Hier 23 février à 19h, à la fin de leur journée de travail, les surveillants ont encore une fois affiché leur engagement total, mettant en jeu leur sécurité malgré un manque de personnel.
Face à une situation d’incendie très dangereuse, trois agents de surveillance et une Brigadier-Chef ont su garder leur calme et faire preuve de professionnalisme en utilisant leurs ARI pour maîtriser les flammes et garantir la sécurité du détenu, malgré les insultes et menaces qu’ils ont reçues.
Cet événement a entraîné l’intervention des ELSP, des pompiers, du SAMU et de la gendarmerie, mais malheureusement, les violences verbales ont continué à régner une partie de la nuit et se prolongent aujourd’hui.
DES FAITS GRAVES, DES RISQUES PERMANENTS
Cet épisode illustre une réalité incontournable pour l’administration : nous rencontrons chaque jour des individus violents et instables, et le danger est omniprésent, de jour comme de nuit.
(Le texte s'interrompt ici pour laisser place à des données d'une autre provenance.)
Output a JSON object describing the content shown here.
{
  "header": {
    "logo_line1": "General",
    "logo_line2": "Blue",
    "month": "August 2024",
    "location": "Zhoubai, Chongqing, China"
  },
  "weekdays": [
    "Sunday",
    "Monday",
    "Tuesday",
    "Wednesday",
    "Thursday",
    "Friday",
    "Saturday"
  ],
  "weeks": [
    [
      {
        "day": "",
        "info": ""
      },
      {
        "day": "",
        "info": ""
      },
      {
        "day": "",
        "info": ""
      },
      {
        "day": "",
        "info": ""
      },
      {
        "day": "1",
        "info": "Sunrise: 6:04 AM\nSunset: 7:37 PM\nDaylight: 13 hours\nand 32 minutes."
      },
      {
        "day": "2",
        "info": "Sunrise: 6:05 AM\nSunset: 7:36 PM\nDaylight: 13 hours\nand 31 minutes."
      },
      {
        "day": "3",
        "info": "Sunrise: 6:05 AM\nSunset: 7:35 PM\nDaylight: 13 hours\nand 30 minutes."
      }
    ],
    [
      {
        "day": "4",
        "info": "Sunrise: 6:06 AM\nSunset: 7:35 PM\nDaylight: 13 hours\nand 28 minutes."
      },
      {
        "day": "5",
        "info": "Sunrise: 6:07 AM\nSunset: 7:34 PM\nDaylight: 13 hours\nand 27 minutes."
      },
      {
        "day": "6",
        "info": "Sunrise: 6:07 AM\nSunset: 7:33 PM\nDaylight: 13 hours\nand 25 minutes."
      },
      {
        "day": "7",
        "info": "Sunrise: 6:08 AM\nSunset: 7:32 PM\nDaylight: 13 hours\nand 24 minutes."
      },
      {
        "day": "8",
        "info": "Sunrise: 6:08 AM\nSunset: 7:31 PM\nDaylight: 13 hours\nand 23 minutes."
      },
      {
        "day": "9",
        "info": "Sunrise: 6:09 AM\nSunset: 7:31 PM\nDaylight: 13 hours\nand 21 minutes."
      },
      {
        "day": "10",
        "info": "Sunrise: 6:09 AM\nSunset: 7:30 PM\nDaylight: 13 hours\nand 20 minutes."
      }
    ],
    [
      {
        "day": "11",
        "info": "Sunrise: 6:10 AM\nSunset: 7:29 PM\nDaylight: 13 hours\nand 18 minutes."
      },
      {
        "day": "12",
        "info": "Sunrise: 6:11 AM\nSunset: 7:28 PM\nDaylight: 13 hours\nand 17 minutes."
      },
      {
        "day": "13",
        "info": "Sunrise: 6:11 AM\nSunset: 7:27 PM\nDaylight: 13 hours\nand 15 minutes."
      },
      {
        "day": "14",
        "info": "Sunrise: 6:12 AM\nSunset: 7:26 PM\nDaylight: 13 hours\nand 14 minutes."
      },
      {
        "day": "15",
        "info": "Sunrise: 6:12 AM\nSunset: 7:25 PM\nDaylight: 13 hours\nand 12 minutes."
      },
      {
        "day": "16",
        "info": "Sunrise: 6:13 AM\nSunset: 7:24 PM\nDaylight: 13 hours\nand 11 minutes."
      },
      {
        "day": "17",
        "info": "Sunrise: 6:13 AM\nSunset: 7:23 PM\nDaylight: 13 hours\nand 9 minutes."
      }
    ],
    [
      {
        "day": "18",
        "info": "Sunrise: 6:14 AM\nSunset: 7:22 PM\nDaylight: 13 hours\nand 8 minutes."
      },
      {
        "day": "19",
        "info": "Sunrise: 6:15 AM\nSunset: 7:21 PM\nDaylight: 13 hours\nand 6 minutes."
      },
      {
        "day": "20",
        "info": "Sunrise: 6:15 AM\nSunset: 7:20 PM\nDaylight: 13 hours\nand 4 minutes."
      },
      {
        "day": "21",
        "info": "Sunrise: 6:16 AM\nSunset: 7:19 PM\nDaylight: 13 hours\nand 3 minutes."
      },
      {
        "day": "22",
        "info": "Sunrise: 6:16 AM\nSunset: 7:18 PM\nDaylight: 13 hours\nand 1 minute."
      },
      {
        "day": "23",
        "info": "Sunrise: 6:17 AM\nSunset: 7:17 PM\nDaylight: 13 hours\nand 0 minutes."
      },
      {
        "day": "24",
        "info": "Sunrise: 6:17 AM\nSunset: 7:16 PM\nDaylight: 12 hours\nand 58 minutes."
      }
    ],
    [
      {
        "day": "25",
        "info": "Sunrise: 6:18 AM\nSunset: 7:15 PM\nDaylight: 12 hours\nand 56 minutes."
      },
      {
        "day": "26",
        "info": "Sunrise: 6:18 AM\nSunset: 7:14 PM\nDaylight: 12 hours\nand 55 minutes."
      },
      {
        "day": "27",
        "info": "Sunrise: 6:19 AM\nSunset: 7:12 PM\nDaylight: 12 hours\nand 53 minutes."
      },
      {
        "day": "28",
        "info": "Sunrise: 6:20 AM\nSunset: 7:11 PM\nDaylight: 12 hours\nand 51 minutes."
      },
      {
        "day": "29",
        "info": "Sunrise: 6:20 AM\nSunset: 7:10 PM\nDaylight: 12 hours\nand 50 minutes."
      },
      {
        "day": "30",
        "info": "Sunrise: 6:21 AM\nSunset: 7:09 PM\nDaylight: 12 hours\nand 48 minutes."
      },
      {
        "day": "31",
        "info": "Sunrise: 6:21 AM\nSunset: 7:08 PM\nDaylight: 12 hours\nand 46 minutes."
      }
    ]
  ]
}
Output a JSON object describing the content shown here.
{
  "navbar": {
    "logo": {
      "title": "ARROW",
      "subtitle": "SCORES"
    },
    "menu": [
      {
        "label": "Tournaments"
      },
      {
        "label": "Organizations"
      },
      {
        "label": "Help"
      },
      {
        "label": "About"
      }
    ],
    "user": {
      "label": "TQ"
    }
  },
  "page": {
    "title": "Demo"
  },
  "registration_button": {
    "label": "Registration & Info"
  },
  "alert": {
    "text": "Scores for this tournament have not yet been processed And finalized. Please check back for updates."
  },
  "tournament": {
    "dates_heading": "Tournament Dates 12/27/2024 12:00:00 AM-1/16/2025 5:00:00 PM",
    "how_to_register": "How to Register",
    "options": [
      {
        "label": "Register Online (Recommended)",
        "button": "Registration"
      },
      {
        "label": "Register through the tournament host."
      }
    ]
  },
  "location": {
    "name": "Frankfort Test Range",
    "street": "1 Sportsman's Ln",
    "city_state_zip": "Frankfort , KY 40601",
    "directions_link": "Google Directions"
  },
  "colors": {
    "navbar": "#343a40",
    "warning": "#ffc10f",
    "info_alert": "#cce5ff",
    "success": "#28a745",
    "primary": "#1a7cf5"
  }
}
Le personnel de surveillance est en première ligne, mais souvent, il n’a pas les moyens nécessaires pour gérer certains profils.
Le bureau local Ufap Unsa Justice salue et reconnaît le professionnalisme exemplaire des agents intervenus lors de cet incendie et demande le transfert de ce détenu instable.
Le bureau local Ufap Unsa Justice rappelle l’urgence absolue de créer des Établissements Spécialisés et Adaptés (ESA) pour les détenus avec des profils psychiatriques et violents. Ces détenus ne devraient pas être placés dans des prisons traditionnelles, surtout pas à la Maison Centrale de Saint-Martin-De-Ré.
Le respect du personnel de surveillance passe par des décisions fermes et immédiates.